PiPi's World 投稿小説

アイドルジョッキーの歩む道は
官能リレー小説 - スポーツ

の最初へ
 60
 62
の最後へ

アイドルジョッキーの歩む道は 62

14頭、態勢完了、いざスタート。

全馬そろった綺麗なスタート……とはいかなかった。
カーマイン、アルトゥーベ2頭の次に人気を集めたニシキブライアンがゲートが開いた瞬間大きく躓いた。
鞍上は谷口、さすがの彼もどうすることもできず落馬。
スタンドが大きくざわついた。

碧と由梨は無事すんなりスタートを決め、それぞれ理想のポジションを取りに行く。
ジェイアルトゥーベは外からスピードを生かし内の各馬に被せるようにハナに立つ。
ジェイカーマインはそれを見ながら2,3番手につける。
レースは落ち着いたように見えた。

しかし向こう正面、空馬になったニシキブライアンがジェイアルトゥーベに並びかけて行ってしまう。

これで暴走・・・
後で見ていた碧もそう思ってしまった。
しかしジェイアルトゥーベは多少加速したものの、ちゃんとレースしていた。
これには碧の背筋も寒くなった。
テン乗りの由梨の方がジェイアルトゥーベを制御できていた。
いや、むしろ情報が無い分、先入観に惑わされず乗っているのだろう。

これは手強い。
こんな走りをされたらなかなかにタフなレースになるだろう。
碧は気を引きしめ、勝つ為に頭を切り替えたのだ。

空馬はあっという間にジェイアルトゥーベを交わし走り去っていく。
ジェイカーマインはアルトゥーベから1馬身ほど後ろの2番手の内を追走する。
外から並んでくるのは何度目かの対戦になるデンゲキエース。

落ち着いたペースからの直線ヨーイドン勝負ではどうなるか、お互いの駆け引きになるだろう。
地元の騎手相手なら何とかなるが、今回は相手は由梨だ。これも一筋縄ではいかない。

3コーナー、前3頭の競り合いは徐々に固まろうとする中で、その後ろから半ば乱暴ともいえるような追い方でまくってくる馬が1頭。
前岡騎乗のダイゴウエンパイアだ。

前岡の異図は碧にも分かる。
強引にでも競りかけていかないと、ジェイアルトゥーベを逃がしてしまうからだ。
強引に競りかけてジェイアルトゥーベをヒートアップさせて体力を奪いスタミナ勝負に持ち込む・・・
前岡は多少強引な所はあるが、地方競馬全体の若手の中でも高い腕前を持ってるのだ。

だが、碧の方は動かない。
前岡のやり方は彼なりの正解ではあるが、碧のやり方ではない。
碧はジェイカーマインのいい所を引き出す事に集中するのみだ。
抜群のスピードや切れる脚は無いが、いい脚を長く使えるジェイカーマインは非常に戦略の幅が広い。
その分、騎手の技量が問われる訳だが、そこは乗り馴れた馬である。
4コーナーで前岡がジェイアルトゥーベに並びかけるようにしてから碧は馬を動かしたのだ。
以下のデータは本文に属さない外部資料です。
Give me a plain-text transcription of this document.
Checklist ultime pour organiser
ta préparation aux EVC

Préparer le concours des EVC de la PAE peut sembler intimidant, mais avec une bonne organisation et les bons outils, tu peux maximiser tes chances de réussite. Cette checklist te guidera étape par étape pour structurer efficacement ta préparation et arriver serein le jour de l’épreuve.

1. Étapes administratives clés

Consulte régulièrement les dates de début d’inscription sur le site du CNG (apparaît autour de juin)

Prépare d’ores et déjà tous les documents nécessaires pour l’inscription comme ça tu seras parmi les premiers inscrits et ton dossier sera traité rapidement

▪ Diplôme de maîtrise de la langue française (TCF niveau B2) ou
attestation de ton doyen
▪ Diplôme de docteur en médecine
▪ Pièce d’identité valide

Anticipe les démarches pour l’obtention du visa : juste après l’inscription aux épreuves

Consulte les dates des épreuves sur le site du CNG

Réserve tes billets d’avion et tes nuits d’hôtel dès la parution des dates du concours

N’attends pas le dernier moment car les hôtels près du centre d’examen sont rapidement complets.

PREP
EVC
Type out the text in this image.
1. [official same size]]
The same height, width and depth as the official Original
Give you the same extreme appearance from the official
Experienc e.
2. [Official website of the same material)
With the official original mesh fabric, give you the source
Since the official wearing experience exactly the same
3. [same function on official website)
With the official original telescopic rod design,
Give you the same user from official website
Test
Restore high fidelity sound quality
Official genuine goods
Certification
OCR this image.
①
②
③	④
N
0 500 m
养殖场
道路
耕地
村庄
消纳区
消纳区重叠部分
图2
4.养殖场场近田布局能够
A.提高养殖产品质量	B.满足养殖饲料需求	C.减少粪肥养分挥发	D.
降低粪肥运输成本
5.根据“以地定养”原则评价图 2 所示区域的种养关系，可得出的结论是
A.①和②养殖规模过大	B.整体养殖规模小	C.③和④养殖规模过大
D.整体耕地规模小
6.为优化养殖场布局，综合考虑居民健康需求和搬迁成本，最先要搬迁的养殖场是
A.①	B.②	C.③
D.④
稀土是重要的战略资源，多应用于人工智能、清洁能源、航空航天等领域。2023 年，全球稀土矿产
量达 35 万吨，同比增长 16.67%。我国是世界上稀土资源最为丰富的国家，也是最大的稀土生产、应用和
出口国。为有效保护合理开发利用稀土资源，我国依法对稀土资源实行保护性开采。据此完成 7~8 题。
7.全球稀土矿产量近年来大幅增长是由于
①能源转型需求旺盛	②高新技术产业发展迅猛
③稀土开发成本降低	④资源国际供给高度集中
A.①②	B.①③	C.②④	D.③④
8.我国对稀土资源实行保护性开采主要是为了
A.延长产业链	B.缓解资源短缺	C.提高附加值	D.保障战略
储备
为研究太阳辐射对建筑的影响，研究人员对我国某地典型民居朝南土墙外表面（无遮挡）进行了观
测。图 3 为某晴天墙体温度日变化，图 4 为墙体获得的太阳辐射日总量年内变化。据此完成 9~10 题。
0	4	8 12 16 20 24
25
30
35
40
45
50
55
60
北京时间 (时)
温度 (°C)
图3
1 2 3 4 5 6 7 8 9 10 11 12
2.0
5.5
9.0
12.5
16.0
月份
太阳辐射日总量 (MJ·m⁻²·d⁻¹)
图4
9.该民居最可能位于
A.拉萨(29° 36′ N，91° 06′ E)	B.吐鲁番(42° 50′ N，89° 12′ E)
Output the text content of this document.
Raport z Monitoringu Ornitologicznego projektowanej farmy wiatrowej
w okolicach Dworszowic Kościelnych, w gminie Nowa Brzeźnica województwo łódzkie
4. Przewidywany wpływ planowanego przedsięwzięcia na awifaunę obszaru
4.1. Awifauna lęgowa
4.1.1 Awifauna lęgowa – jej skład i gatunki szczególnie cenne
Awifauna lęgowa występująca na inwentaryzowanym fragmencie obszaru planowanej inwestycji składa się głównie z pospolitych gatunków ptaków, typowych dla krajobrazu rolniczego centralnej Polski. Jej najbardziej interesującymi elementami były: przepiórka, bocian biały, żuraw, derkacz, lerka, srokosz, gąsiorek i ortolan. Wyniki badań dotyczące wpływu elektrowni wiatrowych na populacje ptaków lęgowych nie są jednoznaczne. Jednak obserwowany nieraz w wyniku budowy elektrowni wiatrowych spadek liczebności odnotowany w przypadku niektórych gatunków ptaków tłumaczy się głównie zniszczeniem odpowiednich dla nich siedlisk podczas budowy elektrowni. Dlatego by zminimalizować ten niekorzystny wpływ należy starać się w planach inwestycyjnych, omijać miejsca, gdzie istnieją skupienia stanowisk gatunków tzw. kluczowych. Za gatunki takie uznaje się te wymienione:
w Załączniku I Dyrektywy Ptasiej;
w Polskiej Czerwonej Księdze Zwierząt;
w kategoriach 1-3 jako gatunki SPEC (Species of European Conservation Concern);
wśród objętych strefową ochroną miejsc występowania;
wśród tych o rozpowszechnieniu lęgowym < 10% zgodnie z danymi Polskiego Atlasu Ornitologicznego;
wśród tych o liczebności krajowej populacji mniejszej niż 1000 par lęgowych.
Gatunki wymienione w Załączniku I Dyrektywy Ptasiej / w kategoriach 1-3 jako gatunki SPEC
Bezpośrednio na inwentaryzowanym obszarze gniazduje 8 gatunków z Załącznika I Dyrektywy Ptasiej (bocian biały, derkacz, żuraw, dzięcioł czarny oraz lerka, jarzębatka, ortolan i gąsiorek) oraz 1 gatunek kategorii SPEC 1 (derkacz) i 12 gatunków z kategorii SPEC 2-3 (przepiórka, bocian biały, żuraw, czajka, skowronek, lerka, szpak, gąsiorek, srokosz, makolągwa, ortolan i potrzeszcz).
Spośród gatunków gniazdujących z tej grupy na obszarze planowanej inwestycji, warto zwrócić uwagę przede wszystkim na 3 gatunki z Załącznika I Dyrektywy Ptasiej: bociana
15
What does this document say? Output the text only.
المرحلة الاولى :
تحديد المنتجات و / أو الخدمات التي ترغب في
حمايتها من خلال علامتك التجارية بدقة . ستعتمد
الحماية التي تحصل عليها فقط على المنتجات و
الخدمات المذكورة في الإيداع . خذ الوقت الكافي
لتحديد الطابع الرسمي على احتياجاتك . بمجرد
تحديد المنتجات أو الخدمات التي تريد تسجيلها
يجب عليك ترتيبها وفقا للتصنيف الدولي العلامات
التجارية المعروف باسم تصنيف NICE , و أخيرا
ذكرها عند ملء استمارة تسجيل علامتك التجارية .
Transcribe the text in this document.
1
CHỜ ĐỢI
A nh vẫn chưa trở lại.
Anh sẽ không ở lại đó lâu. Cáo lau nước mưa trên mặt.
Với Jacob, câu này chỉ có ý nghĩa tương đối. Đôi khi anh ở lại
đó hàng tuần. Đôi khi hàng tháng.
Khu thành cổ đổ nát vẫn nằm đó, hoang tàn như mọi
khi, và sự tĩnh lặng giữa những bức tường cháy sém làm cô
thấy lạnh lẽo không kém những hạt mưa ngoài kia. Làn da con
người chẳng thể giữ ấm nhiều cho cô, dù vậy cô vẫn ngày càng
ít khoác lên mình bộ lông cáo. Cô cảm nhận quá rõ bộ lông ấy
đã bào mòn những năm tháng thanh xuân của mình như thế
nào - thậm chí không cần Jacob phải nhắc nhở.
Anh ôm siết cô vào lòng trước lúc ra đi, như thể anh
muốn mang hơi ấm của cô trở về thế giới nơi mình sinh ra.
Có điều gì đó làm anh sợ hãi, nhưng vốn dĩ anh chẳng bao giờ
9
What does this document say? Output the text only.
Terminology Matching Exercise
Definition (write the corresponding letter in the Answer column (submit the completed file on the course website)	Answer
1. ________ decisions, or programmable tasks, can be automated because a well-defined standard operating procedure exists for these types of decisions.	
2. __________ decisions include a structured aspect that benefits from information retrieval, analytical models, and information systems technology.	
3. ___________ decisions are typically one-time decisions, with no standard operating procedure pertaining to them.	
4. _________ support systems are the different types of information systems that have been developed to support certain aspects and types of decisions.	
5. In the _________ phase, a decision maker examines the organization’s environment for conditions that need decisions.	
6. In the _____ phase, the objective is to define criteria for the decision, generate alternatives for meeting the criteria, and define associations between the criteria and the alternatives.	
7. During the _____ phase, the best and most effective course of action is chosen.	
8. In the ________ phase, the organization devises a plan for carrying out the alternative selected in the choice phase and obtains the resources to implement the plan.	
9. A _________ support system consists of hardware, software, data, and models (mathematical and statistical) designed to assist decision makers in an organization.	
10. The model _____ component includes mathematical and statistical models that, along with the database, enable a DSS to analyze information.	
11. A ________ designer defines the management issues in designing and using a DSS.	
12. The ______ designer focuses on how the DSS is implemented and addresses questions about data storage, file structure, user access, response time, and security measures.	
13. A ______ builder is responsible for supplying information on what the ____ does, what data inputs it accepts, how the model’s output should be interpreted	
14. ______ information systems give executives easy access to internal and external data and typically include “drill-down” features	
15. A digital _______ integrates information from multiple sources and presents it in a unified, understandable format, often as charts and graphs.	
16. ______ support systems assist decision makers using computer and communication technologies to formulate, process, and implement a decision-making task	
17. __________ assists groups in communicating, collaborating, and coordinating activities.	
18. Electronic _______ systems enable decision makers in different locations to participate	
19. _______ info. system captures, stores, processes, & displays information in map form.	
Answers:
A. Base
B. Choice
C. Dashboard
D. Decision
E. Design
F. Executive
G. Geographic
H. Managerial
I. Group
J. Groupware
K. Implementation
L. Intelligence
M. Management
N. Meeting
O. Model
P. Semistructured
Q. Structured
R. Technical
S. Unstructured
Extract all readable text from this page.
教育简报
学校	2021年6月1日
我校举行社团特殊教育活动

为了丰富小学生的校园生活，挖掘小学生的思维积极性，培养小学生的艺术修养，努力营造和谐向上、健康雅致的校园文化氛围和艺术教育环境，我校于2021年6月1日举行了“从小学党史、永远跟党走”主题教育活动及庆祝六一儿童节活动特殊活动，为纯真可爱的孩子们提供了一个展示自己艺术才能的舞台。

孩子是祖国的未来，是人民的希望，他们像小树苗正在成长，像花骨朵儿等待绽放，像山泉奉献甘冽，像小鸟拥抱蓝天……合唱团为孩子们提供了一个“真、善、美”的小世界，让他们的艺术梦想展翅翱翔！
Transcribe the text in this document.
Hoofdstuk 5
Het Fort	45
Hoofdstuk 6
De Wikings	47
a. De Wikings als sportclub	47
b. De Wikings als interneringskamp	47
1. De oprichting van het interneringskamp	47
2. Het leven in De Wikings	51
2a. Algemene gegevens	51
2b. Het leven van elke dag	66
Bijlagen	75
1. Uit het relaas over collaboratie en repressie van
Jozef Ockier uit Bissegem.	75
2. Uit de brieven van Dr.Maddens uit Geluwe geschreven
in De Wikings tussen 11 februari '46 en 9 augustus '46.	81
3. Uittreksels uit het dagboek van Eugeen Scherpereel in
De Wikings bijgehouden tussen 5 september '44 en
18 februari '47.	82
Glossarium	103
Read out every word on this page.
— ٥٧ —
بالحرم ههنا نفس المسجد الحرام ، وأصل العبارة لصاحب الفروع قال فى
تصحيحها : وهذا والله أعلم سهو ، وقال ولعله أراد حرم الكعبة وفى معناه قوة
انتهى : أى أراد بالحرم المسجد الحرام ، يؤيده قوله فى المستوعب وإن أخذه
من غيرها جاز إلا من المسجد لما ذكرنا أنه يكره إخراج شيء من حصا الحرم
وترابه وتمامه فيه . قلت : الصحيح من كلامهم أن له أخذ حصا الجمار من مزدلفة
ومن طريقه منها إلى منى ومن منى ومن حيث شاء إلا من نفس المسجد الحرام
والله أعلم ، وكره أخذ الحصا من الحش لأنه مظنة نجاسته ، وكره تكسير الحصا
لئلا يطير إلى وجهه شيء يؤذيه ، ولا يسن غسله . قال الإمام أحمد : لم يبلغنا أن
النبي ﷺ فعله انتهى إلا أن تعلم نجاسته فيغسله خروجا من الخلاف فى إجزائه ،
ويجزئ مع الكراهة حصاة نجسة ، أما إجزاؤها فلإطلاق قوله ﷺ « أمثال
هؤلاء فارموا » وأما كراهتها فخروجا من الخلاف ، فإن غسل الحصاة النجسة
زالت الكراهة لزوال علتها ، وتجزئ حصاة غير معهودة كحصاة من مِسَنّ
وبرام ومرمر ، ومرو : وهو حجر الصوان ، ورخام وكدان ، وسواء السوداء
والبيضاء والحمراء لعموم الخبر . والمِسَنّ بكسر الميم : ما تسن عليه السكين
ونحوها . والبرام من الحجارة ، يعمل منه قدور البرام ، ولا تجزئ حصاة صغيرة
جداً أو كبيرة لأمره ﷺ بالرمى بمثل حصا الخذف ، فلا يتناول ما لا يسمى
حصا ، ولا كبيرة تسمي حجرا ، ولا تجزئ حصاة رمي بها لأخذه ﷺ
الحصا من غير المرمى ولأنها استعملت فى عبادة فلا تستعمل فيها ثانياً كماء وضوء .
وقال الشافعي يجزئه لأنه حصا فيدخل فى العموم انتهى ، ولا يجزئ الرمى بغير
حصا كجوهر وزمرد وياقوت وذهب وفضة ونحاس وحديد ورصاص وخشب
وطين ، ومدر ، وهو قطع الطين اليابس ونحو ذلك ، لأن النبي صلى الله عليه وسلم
4コーナーで内からデンゲキエース、ジェイアルトゥーベ、ダイゴウエンパイアと3頭が並ぶ。
ジェイカーマインはダイゴウエンパイアの外から手ごたえよく交わして行こうと碧は目論んだ。

内の2頭はまだ余裕がある。
ダイゴウエンパイアの方が苦しそうに見えた。
前岡は一発、二発と鞭を飛ばす。
ジェイカーマインが並びかけてそのまま突き抜けようとした瞬間、ダイゴウエンパイアが外によれてしまう。